Bayesian Neural Network Priors Revisited
This work addresses the problem of improving Bayesian neural network priors for researchers and practitioners, offering incremental enhancements based on empirical weight analysis.
The authors tackled the problem of suboptimal isotropic Gaussian priors in Bayesian neural networks by analyzing weight statistics from SGD-trained networks, finding spatial correlations in CNNs and heavy-tailed distributions in FCNNs. They showed that incorporating these observations into priors improves performance on image classification datasets, with priors mitigating the cold posterior effect in FCNNs but slightly increasing it in ResNets.

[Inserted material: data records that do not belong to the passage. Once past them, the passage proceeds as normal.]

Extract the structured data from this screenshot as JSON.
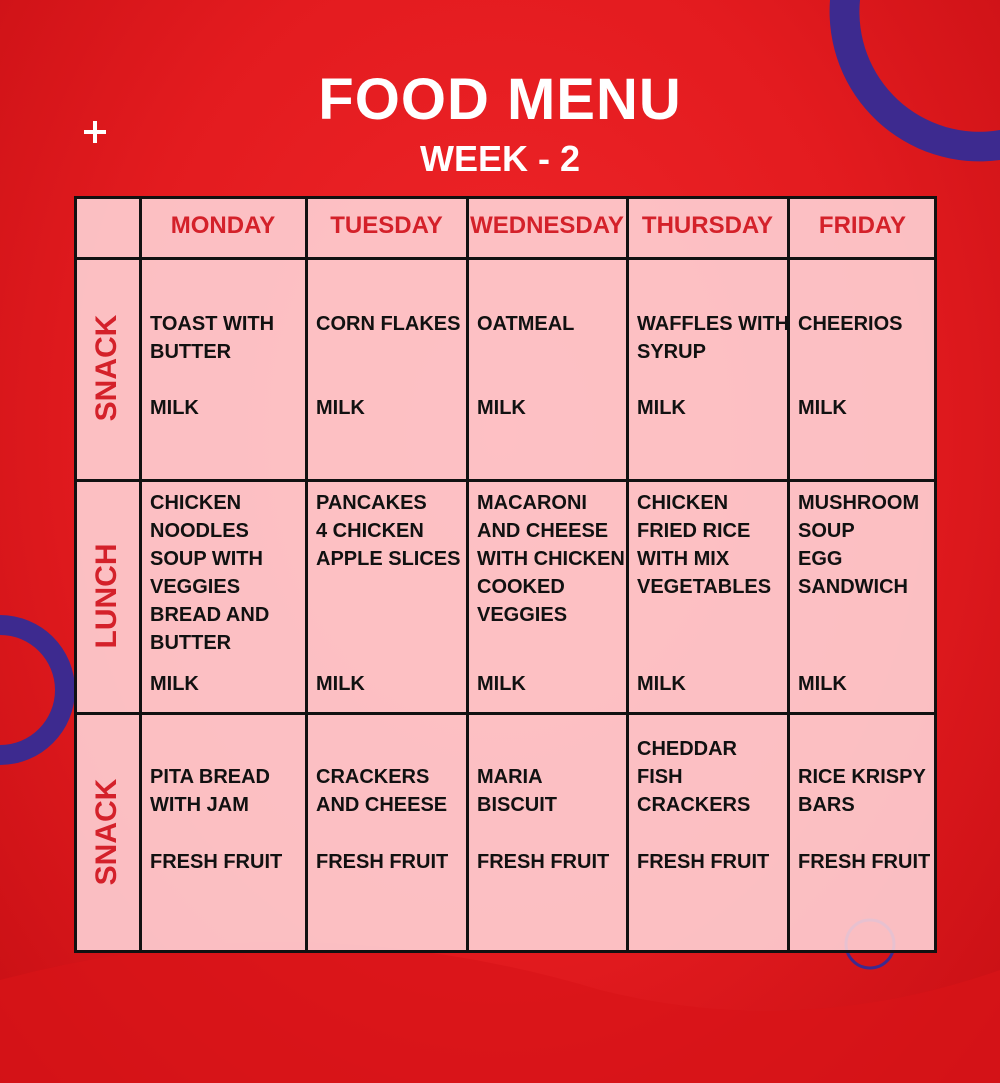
{
  "header": {
    "title": "FOOD MENU",
    "subtitle": "WEEK - 2"
  },
  "table": {
    "columns": [
      "MONDAY",
      "TUESDAY",
      "WEDNESDAY",
      "THURSDAY",
      "FRIDAY"
    ],
    "rows": [
      {
        "label": "SNACK",
        "cells": [
          {
            "items": [
              "TOAST WITH",
              "BUTTER"
            ],
            "drink": "MILK"
          },
          {
            "items": [
              "CORN FLAKES"
            ],
            "drink": "MILK"
          },
          {
            "items": [
              "OATMEAL"
            ],
            "drink": "MILK"
          },
          {
            "items": [
              "WAFFLES WITH",
              "SYRUP"
            ],
            "drink": "MILK"
          },
          {
            "items": [
              "CHEERIOS"
            ],
            "drink": "MILK"
          }
        ]
      },
      {
        "label": "LUNCH",
        "cells": [
          {
            "items": [
              "CHICKEN",
              "NOODLES",
              "SOUP WITH",
              "VEGGIES",
              "BREAD AND",
              "BUTTER"
            ],
            "drink": "MILK"
          },
          {
            "items": [
              "PANCAKES",
              "4 CHICKEN",
              "APPLE SLICES"
            ],
            "drink": "MILK"
          },
          {
            "items": [
              "MACARONI",
              "AND CHEESE",
              "WITH CHICKEN",
              "COOKED",
              "VEGGIES"
            ],
            "drink": "MILK"
          },
          {
            "items": [
              "CHICKEN",
              "FRIED RICE",
              "WITH MIX",
              "VEGETABLES"
            ],
            "drink": "MILK"
          },
          {
            "items": [
              "MUSHROOM",
              "SOUP",
              "EGG",
              "SANDWICH"
            ],
            "drink": "MILK"
          }
        ]
      },
      {
        "label": "SNACK",
        "cells": [
          {
            "items": [
              "PITA BREAD",
              "WITH JAM"
            ],
            "drink": "FRESH FRUIT"
          },
          {
            "items": [
              "CRACKERS",
              "AND CHEESE"
            ],
            "drink": "FRESH FRUIT"
          },
          {
            "items": [
              "MARIA",
              "BISCUIT"
            ],
            "drink": "FRESH FRUIT"
          },
          {
            "items": [
              "CHEDDAR",
              "FISH",
              "CRACKERS"
            ],
            "drink": "FRESH FRUIT"
          },
          {
            "items": [
              "RICE KRISPY",
              "BARS"
            ],
            "drink": "FRESH FRUIT"
          }
        ]
      }
    ]
  }
}
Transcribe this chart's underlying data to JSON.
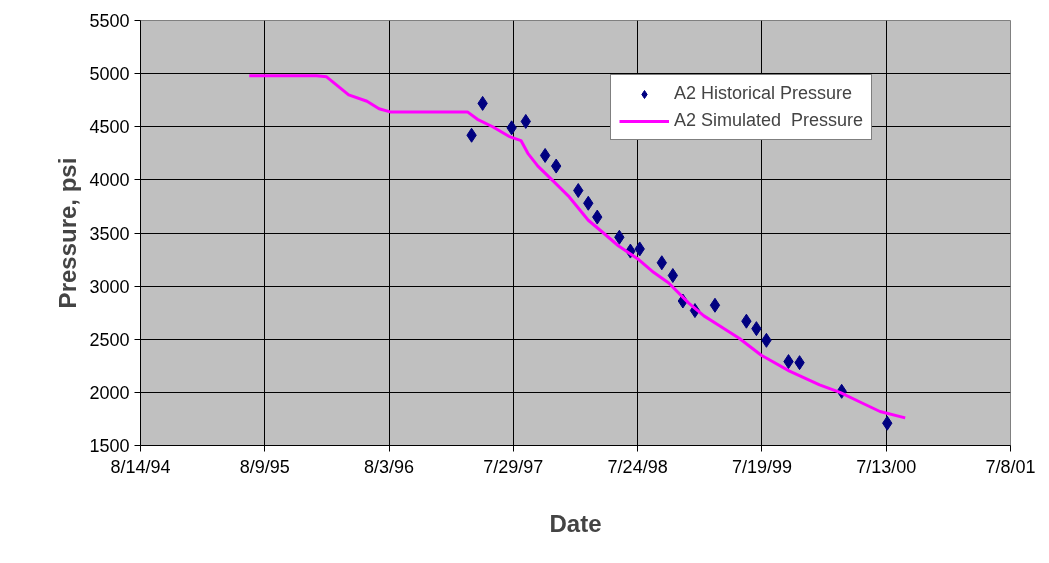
{
  "chart_data": {
    "type": "scatter",
    "xlabel": "Date",
    "ylabel": "Pressure, psi",
    "xlim": [
      "1994-08-14",
      "2001-07-08"
    ],
    "xticks": [
      {
        "value": "1994-08-14",
        "label": "8/14/94"
      },
      {
        "value": "1995-08-09",
        "label": "8/9/95"
      },
      {
        "value": "1996-08-03",
        "label": "8/3/96"
      },
      {
        "value": "1997-07-29",
        "label": "7/29/97"
      },
      {
        "value": "1998-07-24",
        "label": "7/24/98"
      },
      {
        "value": "1999-07-19",
        "label": "7/19/99"
      },
      {
        "value": "2000-07-13",
        "label": "7/13/00"
      },
      {
        "value": "2001-07-08",
        "label": "7/8/01"
      }
    ],
    "ylim": [
      1500,
      5500
    ],
    "yticks": [
      1500,
      2000,
      2500,
      3000,
      3500,
      4000,
      4500,
      5000,
      5500
    ],
    "grid": true,
    "legend": "top right",
    "series": [
      {
        "name": "A2 Historical Pressure",
        "marker": "diamond",
        "color": "#000080",
        "x": [
          "1997-03-30",
          "1997-05-01",
          "1997-07-24",
          "1997-09-03",
          "1997-10-29",
          "1997-11-30",
          "1998-02-02",
          "1998-03-03",
          "1998-03-29",
          "1998-06-01",
          "1998-07-03",
          "1998-07-30",
          "1998-10-02",
          "1998-11-03",
          "1998-12-02",
          "1999-01-06",
          "1999-03-05",
          "1999-06-04",
          "1999-07-03",
          "1999-08-01",
          "1999-10-04",
          "1999-11-05",
          "2000-03-06",
          "2000-07-16"
        ],
        "values": [
          4420,
          4720,
          4490,
          4550,
          4230,
          4130,
          3900,
          3780,
          3650,
          3460,
          3330,
          3350,
          3220,
          3100,
          2860,
          2770,
          2820,
          2670,
          2600,
          2490,
          2290,
          2280,
          2010,
          1710
        ]
      },
      {
        "name": "A2 Simulated  Pressure",
        "type": "line",
        "marker": "none",
        "line_style": "solid",
        "color": "#ff00ff",
        "x": [
          "1995-06-25",
          "1996-01-06",
          "1996-02-04",
          "1996-04-08",
          "1996-05-31",
          "1996-07-05",
          "1996-08-06",
          "1997-03-18",
          "1997-04-16",
          "1997-05-30",
          "1997-07-16",
          "1997-08-20",
          "1997-09-09",
          "1997-10-08",
          "1997-11-21",
          "1998-01-04",
          "1998-03-03",
          "1998-04-16",
          "1998-05-29",
          "1998-07-27",
          "1998-09-08",
          "1998-10-22",
          "1998-12-19",
          "1999-02-01",
          "1999-03-17",
          "1999-05-14",
          "1999-07-17",
          "1999-10-07",
          "2000-01-02",
          "2000-03-01",
          "2000-05-04",
          "2000-06-25",
          "2000-09-06"
        ],
        "values": [
          4980,
          4980,
          4970,
          4800,
          4740,
          4670,
          4640,
          4640,
          4570,
          4500,
          4410,
          4370,
          4250,
          4130,
          3990,
          3850,
          3620,
          3500,
          3380,
          3250,
          3130,
          3030,
          2840,
          2720,
          2630,
          2510,
          2350,
          2200,
          2070,
          2000,
          1900,
          1820,
          1760
        ]
      }
    ]
  }
}
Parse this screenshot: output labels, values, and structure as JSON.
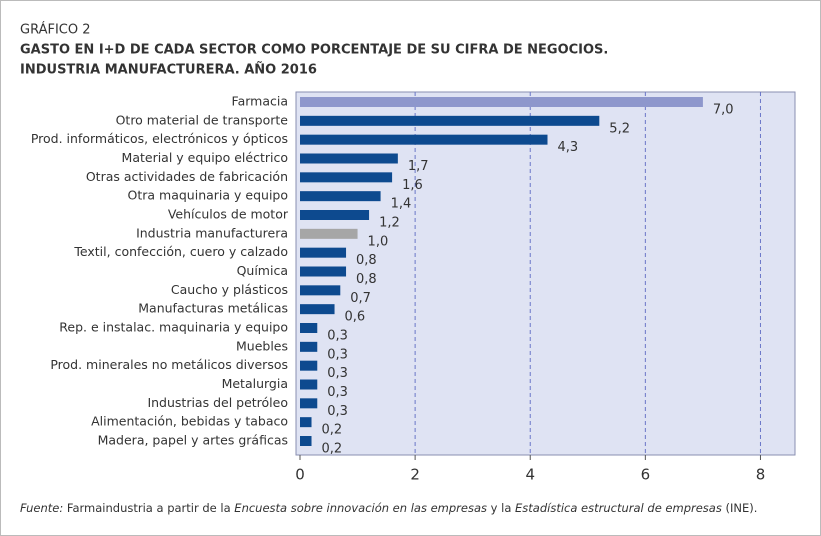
{
  "chart_data": {
    "type": "bar",
    "orientation": "horizontal",
    "label": "GRÁFICO 2",
    "title": [
      "GASTO EN I+D DE CADA SECTOR COMO PORCENTAJE DE SU CIFRA DE NEGOCIOS.",
      "INDUSTRIA MANUFACTURERA. AÑO 2016"
    ],
    "categories": [
      "Farmacia",
      "Otro material de transporte",
      "Prod. informáticos, electrónicos y ópticos",
      "Material y equipo eléctrico",
      "Otras actividades de fabricación",
      "Otra maquinaria y equipo",
      "Vehículos de motor",
      "Industria manufacturera",
      "Textil, confección, cuero y calzado",
      "Química",
      "Caucho y plásticos",
      "Manufacturas metálicas",
      "Rep. e instalac. maquinaria y equipo",
      "Muebles",
      "Prod. minerales no metálicos diversos",
      "Metalurgia",
      "Industrias del petróleo",
      "Alimentación, bebidas y tabaco",
      "Madera, papel y artes gráficas"
    ],
    "values": [
      7.0,
      5.2,
      4.3,
      1.7,
      1.6,
      1.4,
      1.2,
      1.0,
      0.8,
      0.8,
      0.7,
      0.6,
      0.3,
      0.3,
      0.3,
      0.3,
      0.3,
      0.2,
      0.2
    ],
    "value_labels": [
      "7,0",
      "5,2",
      "4,3",
      "1,7",
      "1,6",
      "1,4",
      "1,2",
      "1,0",
      "0,8",
      "0,8",
      "0,7",
      "0,6",
      "0,3",
      "0,3",
      "0,3",
      "0,3",
      "0,3",
      "0,2",
      "0,2"
    ],
    "colors": [
      "#8e97cc",
      "#0d4a8f",
      "#0d4a8f",
      "#0d4a8f",
      "#0d4a8f",
      "#0d4a8f",
      "#0d4a8f",
      "#a6a6a6",
      "#0d4a8f",
      "#0d4a8f",
      "#0d4a8f",
      "#0d4a8f",
      "#0d4a8f",
      "#0d4a8f",
      "#0d4a8f",
      "#0d4a8f",
      "#0d4a8f",
      "#0d4a8f",
      "#0d4a8f"
    ],
    "xlim": [
      0,
      8.6
    ],
    "xticks": [
      0,
      2,
      4,
      6,
      8
    ],
    "grid": true,
    "source": {
      "label": "Fuente:",
      "parts": [
        "Farmaindustria a partir de la ",
        "Encuesta sobre innovación en las empresas",
        " y la ",
        "Estadística estructural de empresas",
        " (INE)."
      ]
    }
  }
}
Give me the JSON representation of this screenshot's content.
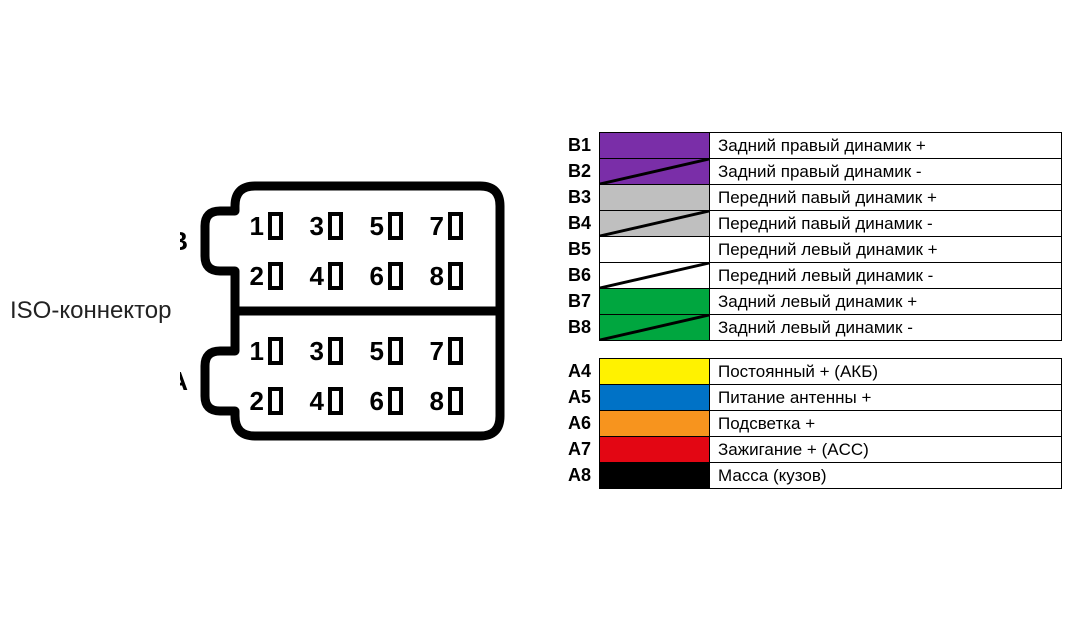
{
  "connector": {
    "label": "ISO-коннектор",
    "section_b_label": "B",
    "section_a_label": "A",
    "outline_color": "#000000",
    "outline_width": 9,
    "pin_numbers_top": [
      "1",
      "3",
      "5",
      "7"
    ],
    "pin_numbers_bottom": [
      "2",
      "4",
      "6",
      "8"
    ],
    "background": "#ffffff",
    "pin_font_size": 26,
    "label_font_size": 24
  },
  "legend": {
    "stripe_color": "#000000",
    "stripe_width": 3,
    "rows_b": [
      {
        "pin": "B1",
        "color": "#7a2ea8",
        "stripe": false,
        "desc": "Задний правый динамик +"
      },
      {
        "pin": "B2",
        "color": "#7a2ea8",
        "stripe": true,
        "desc": "Задний правый динамик -"
      },
      {
        "pin": "B3",
        "color": "#bfbfbf",
        "stripe": false,
        "desc": "Передний павый динамик +"
      },
      {
        "pin": "B4",
        "color": "#bfbfbf",
        "stripe": true,
        "desc": "Передний павый динамик -"
      },
      {
        "pin": "B5",
        "color": "#ffffff",
        "stripe": false,
        "desc": "Передний левый динамик +"
      },
      {
        "pin": "B6",
        "color": "#ffffff",
        "stripe": true,
        "desc": "Передний левый динамик -"
      },
      {
        "pin": "B7",
        "color": "#00a63f",
        "stripe": false,
        "desc": "Задний левый динамик +"
      },
      {
        "pin": "B8",
        "color": "#00a63f",
        "stripe": true,
        "desc": "Задний левый динамик -"
      }
    ],
    "rows_a": [
      {
        "pin": "A4",
        "color": "#fff200",
        "stripe": false,
        "desc": "Постоянный + (АКБ)"
      },
      {
        "pin": "A5",
        "color": "#0072c6",
        "stripe": false,
        "desc": "Питание антенны +"
      },
      {
        "pin": "A6",
        "color": "#f7941e",
        "stripe": false,
        "desc": "Подсветка +"
      },
      {
        "pin": "A7",
        "color": "#e30613",
        "stripe": false,
        "desc": "Зажигание + (ACC)"
      },
      {
        "pin": "A8",
        "color": "#000000",
        "stripe": false,
        "desc": "Масса (кузов)"
      }
    ]
  }
}
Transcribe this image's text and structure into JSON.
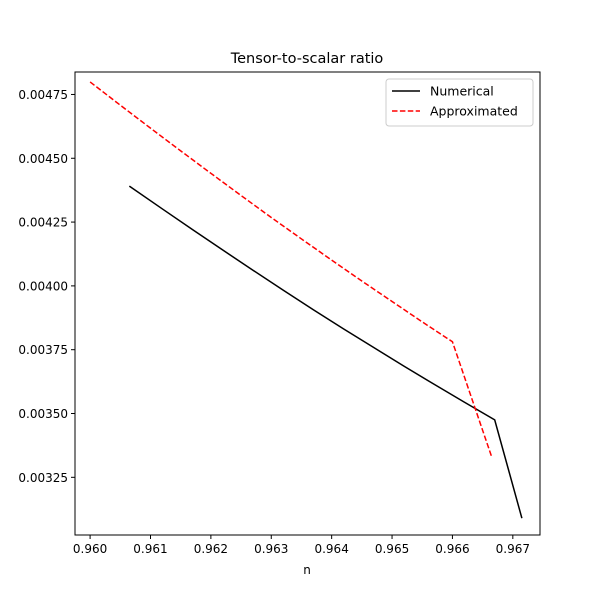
{
  "chart_data": {
    "type": "line",
    "title": "Tensor-to-scalar ratio",
    "xlabel": "n",
    "ylabel": "",
    "xlim": [
      0.95975,
      0.96745
    ],
    "ylim": [
      0.003024,
      0.004838
    ],
    "xticks": [
      0.96,
      0.961,
      0.962,
      0.963,
      0.964,
      0.965,
      0.966,
      0.967
    ],
    "xtick_labels": [
      "0.960",
      "0.961",
      "0.962",
      "0.963",
      "0.964",
      "0.965",
      "0.966",
      "0.967"
    ],
    "yticks": [
      0.00325,
      0.0035,
      0.00375,
      0.004,
      0.00425,
      0.0045,
      0.00475
    ],
    "ytick_labels": [
      "0.00325",
      "0.00350",
      "0.00375",
      "0.00400",
      "0.00425",
      "0.00450",
      "0.00475"
    ],
    "grid": false,
    "legend_position": "top-right",
    "series": [
      {
        "name": "Numerical",
        "color": "#000000",
        "style": "solid",
        "x": [
          0.96065,
          0.9612,
          0.9617,
          0.9622,
          0.9627,
          0.9632,
          0.9637,
          0.9642,
          0.9647,
          0.9652,
          0.9657,
          0.9662,
          0.9667,
          0.96715
        ],
        "y": [
          0.004391,
          0.004301,
          0.00422,
          0.00414,
          0.004061,
          0.003983,
          0.003906,
          0.003831,
          0.003758,
          0.003685,
          0.003614,
          0.003544,
          0.003475,
          0.00309
        ]
      },
      {
        "name": "Approximated",
        "color": "#ff0000",
        "style": "dashed",
        "x": [
          0.96,
          0.9605,
          0.961,
          0.9615,
          0.962,
          0.9625,
          0.963,
          0.9635,
          0.964,
          0.9645,
          0.965,
          0.9655,
          0.966,
          0.96665
        ],
        "y": [
          0.004799,
          0.004708,
          0.004618,
          0.004529,
          0.004441,
          0.004354,
          0.004268,
          0.004184,
          0.004101,
          0.004019,
          0.003939,
          0.003859,
          0.003781,
          0.00333
        ]
      }
    ]
  }
}
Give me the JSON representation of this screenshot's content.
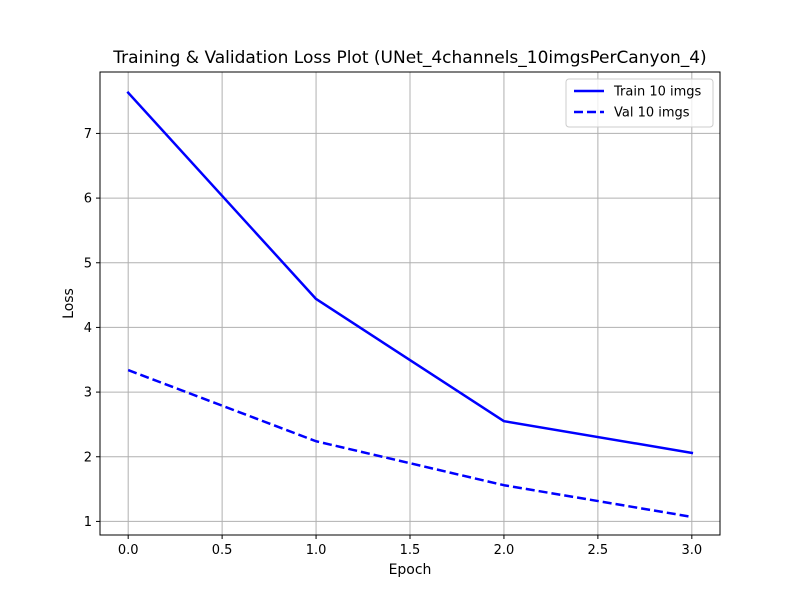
{
  "chart_data": {
    "type": "line",
    "title": "Training & Validation Loss Plot (UNet_4channels_10imgsPerCanyon_4)",
    "xlabel": "Epoch",
    "ylabel": "Loss",
    "x": [
      0,
      1,
      2,
      3
    ],
    "xlim": [
      -0.15,
      3.15
    ],
    "ylim": [
      0.79,
      7.95
    ],
    "xticks": [
      0.0,
      0.5,
      1.0,
      1.5,
      2.0,
      2.5,
      3.0
    ],
    "xtick_labels": [
      "0.0",
      "0.5",
      "1.0",
      "1.5",
      "2.0",
      "2.5",
      "3.0"
    ],
    "yticks": [
      1,
      2,
      3,
      4,
      5,
      6,
      7
    ],
    "ytick_labels": [
      "1",
      "2",
      "3",
      "4",
      "5",
      "6",
      "7"
    ],
    "grid": true,
    "legend_position": "top-right",
    "series": [
      {
        "name": "Train 10 imgs",
        "values": [
          7.63,
          4.44,
          2.55,
          2.06
        ],
        "color": "#0000ff",
        "style": "solid"
      },
      {
        "name": "Val 10 imgs",
        "values": [
          3.34,
          2.24,
          1.56,
          1.07
        ],
        "color": "#0000ff",
        "style": "dashed"
      }
    ]
  }
}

Isotropic Gaussian priors are the de facto standard for modern Bayesian neural network inference. However, it is unclear whether these priors accurately reflect our true beliefs about the weight distributions or give optimal performance. To find better priors, we study summary statistics of neural network weights in networks trained using stochastic gradient descent (SGD). We find that convolutional neural network (CNN) and ResNet weights display strong spatial correlations, while fully connected networks (FCNNs) display heavy-tailed weight distributions. We show that building these observations into priors can lead to improved performance on a variety of image classification datasets. Surprisingly, these priors mitigate the cold posterior effect in FCNNs, but slightly increase the cold posterior effect in ResNets.